AS is a common severe inflammatory arthritis, in which there are currently no disease specific treatments. Genome wide association studies have demonstrated a strong association with the Major Histocompatibility Complex (MHC), in particular HLA-B27, although it is now clear that many non-MHC loci are also associated with disease.
My project involves functionally characterising these loci, many of which are located in intergenic regions, suggesting they may be having an effect on gene expression. Expression quantitative trait (eQTL) mapping is a way to define variants associated with differential gene expression at genome-wide resolution and can aid us in understanding how these variants act in a cell-type specific and context specific manner to promote disease pathogenesis. This will aid in our understanding of functional genetic variation specific to AS, but also provide insight into other related immune mediated diseases.

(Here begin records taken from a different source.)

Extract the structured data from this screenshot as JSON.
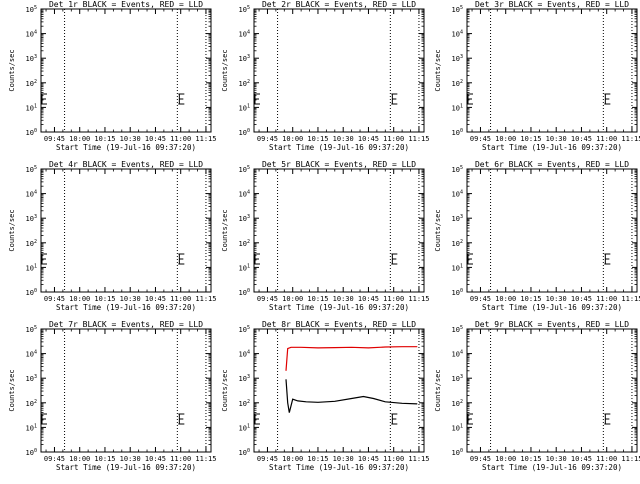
{
  "xtick_labels": [
    "09:45",
    "10:00",
    "10:15",
    "10:30",
    "10:45",
    "11:00",
    "11:15"
  ],
  "ytick_labels": {
    "e0": "10",
    "e1": "10",
    "e2": "10",
    "e3": "10",
    "e4": "10",
    "e5": "10"
  },
  "ytick_exponents": [
    "0",
    "1",
    "2",
    "3",
    "4",
    "5"
  ],
  "colors": {
    "events": "#000000",
    "lld": "#e00000"
  },
  "chart_data": [
    {
      "type": "line",
      "title": "Det 1r  BLACK = Events, RED = LLD",
      "xlabel": "Start Time (19-Jul-16 09:37:20)",
      "ylabel": "Counts/sec",
      "yscale": "log",
      "ylim": [
        1,
        100000
      ],
      "xlim": [
        "09:37",
        "11:18"
      ],
      "vlines": [
        "09:51",
        "10:58",
        "11:15"
      ],
      "series": []
    },
    {
      "type": "line",
      "title": "Det 2r  BLACK = Events, RED = LLD",
      "xlabel": "Start Time (19-Jul-16 09:37:20)",
      "ylabel": "Counts/sec",
      "yscale": "log",
      "ylim": [
        1,
        100000
      ],
      "xlim": [
        "09:37",
        "11:18"
      ],
      "vlines": [
        "09:51",
        "10:58",
        "11:15"
      ],
      "series": []
    },
    {
      "type": "line",
      "title": "Det 3r  BLACK = Events, RED = LLD",
      "xlabel": "Start Time (19-Jul-16 09:37:20)",
      "ylabel": "Counts/sec",
      "yscale": "log",
      "ylim": [
        1,
        100000
      ],
      "xlim": [
        "09:37",
        "11:18"
      ],
      "vlines": [
        "09:51",
        "10:58",
        "11:15"
      ],
      "series": []
    },
    {
      "type": "line",
      "title": "Det 4r  BLACK = Events, RED = LLD",
      "xlabel": "Start Time (19-Jul-16 09:37:20)",
      "ylabel": "Counts/sec",
      "yscale": "log",
      "ylim": [
        1,
        100000
      ],
      "xlim": [
        "09:37",
        "11:18"
      ],
      "vlines": [
        "09:51",
        "10:58",
        "11:15"
      ],
      "series": []
    },
    {
      "type": "line",
      "title": "Det 5r  BLACK = Events, RED = LLD",
      "xlabel": "Start Time (19-Jul-16 09:37:20)",
      "ylabel": "Counts/sec",
      "yscale": "log",
      "ylim": [
        1,
        100000
      ],
      "xlim": [
        "09:37",
        "11:18"
      ],
      "vlines": [
        "09:51",
        "10:58",
        "11:15"
      ],
      "series": []
    },
    {
      "type": "line",
      "title": "Det 6r  BLACK = Events, RED = LLD",
      "xlabel": "Start Time (19-Jul-16 09:37:20)",
      "ylabel": "Counts/sec",
      "yscale": "log",
      "ylim": [
        1,
        100000
      ],
      "xlim": [
        "09:37",
        "11:18"
      ],
      "vlines": [
        "09:51",
        "10:58",
        "11:15"
      ],
      "series": []
    },
    {
      "type": "line",
      "title": "Det 7r  BLACK = Events, RED = LLD",
      "xlabel": "Start Time (19-Jul-16 09:37:20)",
      "ylabel": "Counts/sec",
      "yscale": "log",
      "ylim": [
        1,
        100000
      ],
      "xlim": [
        "09:37",
        "11:18"
      ],
      "vlines": [
        "09:51",
        "10:58",
        "11:15"
      ],
      "series": []
    },
    {
      "type": "line",
      "title": "Det 8r  BLACK = Events, RED = LLD",
      "xlabel": "Start Time (19-Jul-16 09:37:20)",
      "ylabel": "Counts/sec",
      "yscale": "log",
      "ylim": [
        1,
        100000
      ],
      "xlim": [
        "09:37",
        "11:18"
      ],
      "vlines": [
        "09:51",
        "10:58",
        "11:15"
      ],
      "series": [
        {
          "color": "#e00000",
          "points": [
            [
              "09:56",
              2000
            ],
            [
              "09:57",
              16000
            ],
            [
              "09:59",
              18000
            ],
            [
              "10:05",
              18000
            ],
            [
              "10:15",
              17000
            ],
            [
              "10:25",
              17500
            ],
            [
              "10:35",
              18000
            ],
            [
              "10:45",
              17000
            ],
            [
              "10:55",
              18500
            ],
            [
              "11:05",
              19000
            ],
            [
              "11:14",
              19000
            ]
          ]
        },
        {
          "color": "#000000",
          "points": [
            [
              "09:56",
              900
            ],
            [
              "09:57",
              100
            ],
            [
              "09:58",
              40
            ],
            [
              "10:00",
              140
            ],
            [
              "10:03",
              120
            ],
            [
              "10:08",
              110
            ],
            [
              "10:15",
              105
            ],
            [
              "10:25",
              115
            ],
            [
              "10:35",
              150
            ],
            [
              "10:42",
              180
            ],
            [
              "10:48",
              150
            ],
            [
              "10:55",
              110
            ],
            [
              "11:05",
              95
            ],
            [
              "11:14",
              90
            ]
          ]
        }
      ]
    },
    {
      "type": "line",
      "title": "Det 9r  BLACK = Events, RED = LLD",
      "xlabel": "Start Time (19-Jul-16 09:37:20)",
      "ylabel": "Counts/sec",
      "yscale": "log",
      "ylim": [
        1,
        100000
      ],
      "xlim": [
        "09:37",
        "11:18"
      ],
      "vlines": [
        "09:51",
        "10:58",
        "11:15"
      ],
      "series": []
    }
  ]
}
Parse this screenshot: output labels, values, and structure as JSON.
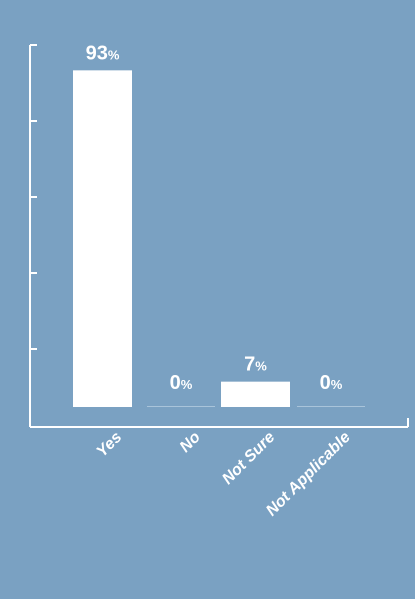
{
  "colors": {
    "background": "#7aa1c2",
    "bar": "#ffffff",
    "axis": "#ffffff",
    "text": "#ffffff"
  },
  "chart_data": {
    "type": "bar",
    "title": "",
    "xlabel": "",
    "ylabel": "",
    "ylim": [
      0,
      100
    ],
    "grid": false,
    "legend": "none",
    "categories": [
      "Yes",
      "No",
      "Not Sure",
      "Not Applicable"
    ],
    "values": [
      93,
      0,
      7,
      0
    ],
    "value_labels": [
      {
        "num": "93",
        "unit": "%"
      },
      {
        "num": "0",
        "unit": "%"
      },
      {
        "num": "7",
        "unit": "%"
      },
      {
        "num": "0",
        "unit": "%"
      }
    ]
  }
}
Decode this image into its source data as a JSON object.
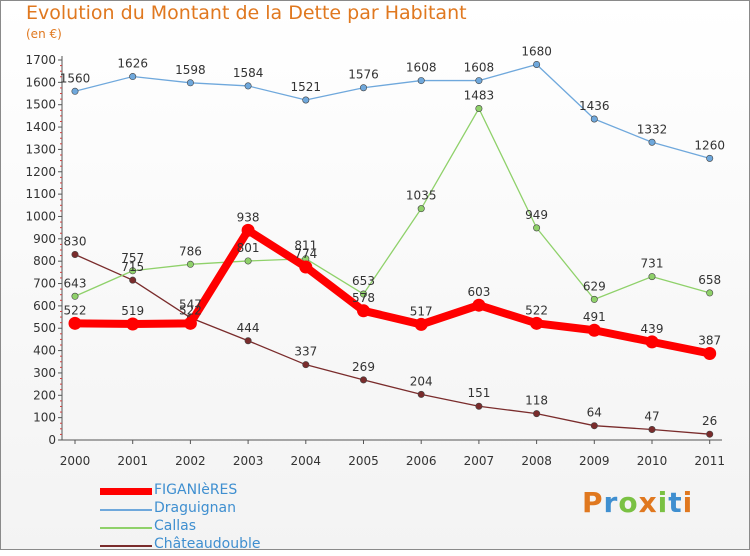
{
  "header": {
    "title": "Evolution du Montant de la Dette par Habitant",
    "subtitle": "(en €)"
  },
  "logo": {
    "text": "Proxiti",
    "colors": [
      "#e0781f",
      "#3f8fd0",
      "#7ac143",
      "#e0781f",
      "#7ac143",
      "#3f8fd0",
      "#e0781f"
    ]
  },
  "chart_data": {
    "type": "line",
    "x": [
      "2000",
      "2001",
      "2002",
      "2003",
      "2004",
      "2005",
      "2006",
      "2007",
      "2008",
      "2009",
      "2010",
      "2011"
    ],
    "ylim": [
      0,
      1700
    ],
    "yticks": [
      0,
      100,
      200,
      300,
      400,
      500,
      600,
      700,
      800,
      900,
      1000,
      1100,
      1200,
      1300,
      1400,
      1500,
      1600,
      1700
    ],
    "grid": false,
    "legend": "bottom-left",
    "series": [
      {
        "name": "FIGANIèRES",
        "color": "#ff0000",
        "values": [
          522,
          519,
          522,
          938,
          774,
          578,
          517,
          603,
          522,
          491,
          439,
          387
        ]
      },
      {
        "name": "Draguignan",
        "color": "#6fa8dc",
        "values": [
          1560,
          1626,
          1598,
          1584,
          1521,
          1576,
          1608,
          1608,
          1680,
          1436,
          1332,
          1260
        ]
      },
      {
        "name": "Callas",
        "color": "#8fd16a",
        "values": [
          643,
          757,
          786,
          801,
          811,
          653,
          1035,
          1483,
          949,
          629,
          731,
          658
        ]
      },
      {
        "name": "Châteaudouble",
        "color": "#7a2c2c",
        "values": [
          830,
          715,
          547,
          444,
          337,
          269,
          204,
          151,
          118,
          64,
          47,
          26
        ]
      }
    ]
  }
}
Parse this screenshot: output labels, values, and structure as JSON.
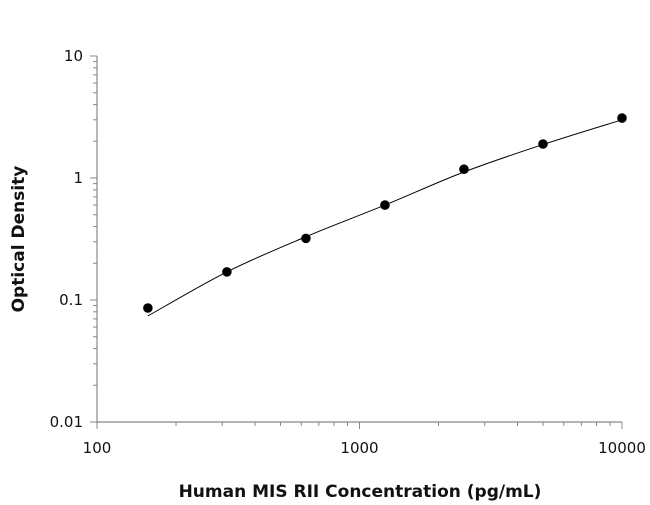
{
  "chart_data": {
    "type": "scatter",
    "title": "",
    "xlabel": "Human MIS RII Concentration (pg/mL)",
    "ylabel": "Optical Density",
    "x_scale": "log",
    "y_scale": "log",
    "xlim": [
      100,
      10000
    ],
    "ylim": [
      0.01,
      10
    ],
    "x_ticks": [
      "100",
      "1000",
      "10000"
    ],
    "y_ticks": [
      "0.01",
      "0.1",
      "1",
      "10"
    ],
    "grid": false,
    "legend": "none",
    "series": [
      {
        "x": [
          156.25,
          312.5,
          625,
          1250,
          2500,
          5000,
          10000
        ],
        "y": [
          0.086,
          0.17,
          0.32,
          0.6,
          1.18,
          1.9,
          3.1
        ],
        "marker": "filled-circle",
        "color": "#000000"
      }
    ],
    "fit_curve": {
      "x": [
        156.25,
        312.5,
        625,
        1250,
        2500,
        5000,
        10000
      ],
      "y": [
        0.074,
        0.17,
        0.33,
        0.6,
        1.12,
        1.88,
        3.0
      ],
      "color": "#000000"
    }
  }
}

Previously, I completed an MSc in Pharmacogenetics and Stratified Medicine at UCL, and have a keen interest in translational genomics. During my thesis I analysed the association between expression levels of afamin, a vitamin E binding protein with CHD and metabolic syndrome incidence in the Northwick Park Heart Study II. I have also worked as a systematic reviewer at the University of Liverpool Reviews and Implementation Group, where I was involved in a scoping study assessing the clinical and cost-effectiveness of utilising next generation sequencing for diagnosing children with intellectual disability.